Откуда в человеке такая охота к перемене мест? Да плоть тоскует от страха неминучей смерти, словно бы увиденное в путешествиях можно забрать с собою на тот свет. Но почему прежде в женщинах не было подобного чувства, и выйдя замуж в какой-нибудь поморской деревеньке Жерди, она ни разу не бывала, быть может, в соседнем печище, что за рекою, но ведь нисколько и не горевала о том, не брала в ум, и чтобы увидеть мир во всей полноте, ей хватало побасенок калик перехожих и рассказов мужа, что возвращался с морского промысла, иль с обоза в Вологду, Москву, дальние Сибири. Вернулись домой вживе, – ну и слава Богу. Русская женщина не знала тоски, потому что ждала мужа, она жила всевечным ожиданием и, будто клушка, вседневно толчась с детишками, она исполняла завет, данный от предков и Бога, и потому не так отчаянно страдала от скудости и заунывного постоянства затрапезной жизни. И свою ровность, покладистость натуры она передавала и детям своим, вкладывала в их душу, как ухорошки в драгоценную склышечку.

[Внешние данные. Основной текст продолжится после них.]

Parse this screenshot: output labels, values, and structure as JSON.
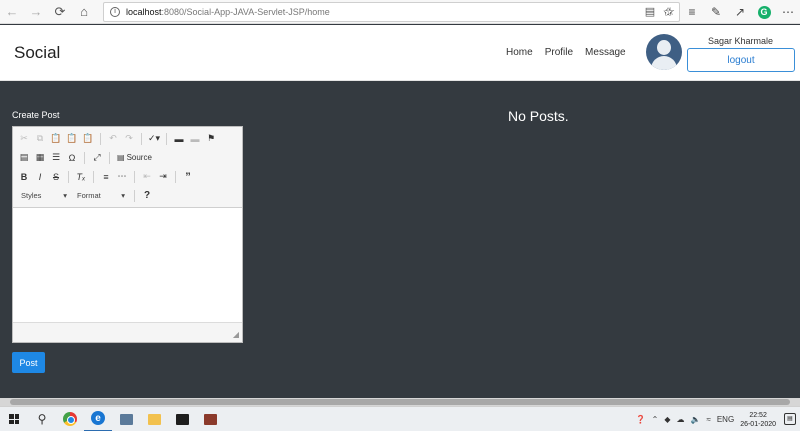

А нынче женщины зачастую не ждут ни детей, ни мужа, и потому зубастые, громогласные, напористые, пригрубые чувствами, рыскают по Европам, чтобы заполнить внутреннюю ноющую пустоту. Но увы. Этот соблазн к перемене мест, этот плотский розжиг лишают внутреннего покоя и сладкой тишины, растравливают в душе зависть и черствость. Рожать бы надо бабе, полнить дом, продлевать родову во времени, а она, грешная, никого не ждущая, таскается по чужим землям, чтобы хоть чем-то на время закопать сердечную разладицу. И утешается мыслию, что жизнь только на разбеге, что всё еще впереди, и не понимает, несчастная, что давно уже потерялась лишь потому, что возгоржаясь собою, не научилась ждать. Куда бы ни заносил тебя Господь, но вся полнота воспоминаний вызволяется лишь из этой, внешне незавидной жизни, прожитой в своем кугу, куда поместила судьба, и ничем ныне уже не раскрасить её. И ей, душевно расхристанной, никогда не воскликнуть изумленно, благодарно глядя на солнышко: «Слава-те, Господи, до весны дотянули, а теперь будем и дальше жить».
А может для того и стоит ездить по миру, чтобы понять, что везде удивительно просто и одинаково даже в житейских мелочах?
...Поклон мой Радигостю и Пирогоще. Еще послевоенный голод незабытен, еще белого хлеба не наелись, но гости в доме безвыводно, самовар со стола не слезает, что есть в печи – на стол мечи. Скудно угощение, но от всего сердца. Уже появились в продаже баранки, сваренные в местной пекарне, толстые, зажарные, будто покрытые блестящим коричневым лаком, их и выставляли кушаньем на стол, если не было печива иль магазинских глазурованных пряников. Баранки нанизывали на дратву и эту снизку колачей, будто ожерелье, надевали на шею. У сушек был не только плотяной смысл, ествяный, но и тайный, эротический, плодильный, о котором я догадался куда позднее. Почему-то мужикам нравилось в баранку просунуть палец, крутнуть колечко и особенным образом так взглянуть на бабу, что она невольно вспыхивала жаром и опускала глаза. И мы подражали взрослым, но ничего внутри не возникало.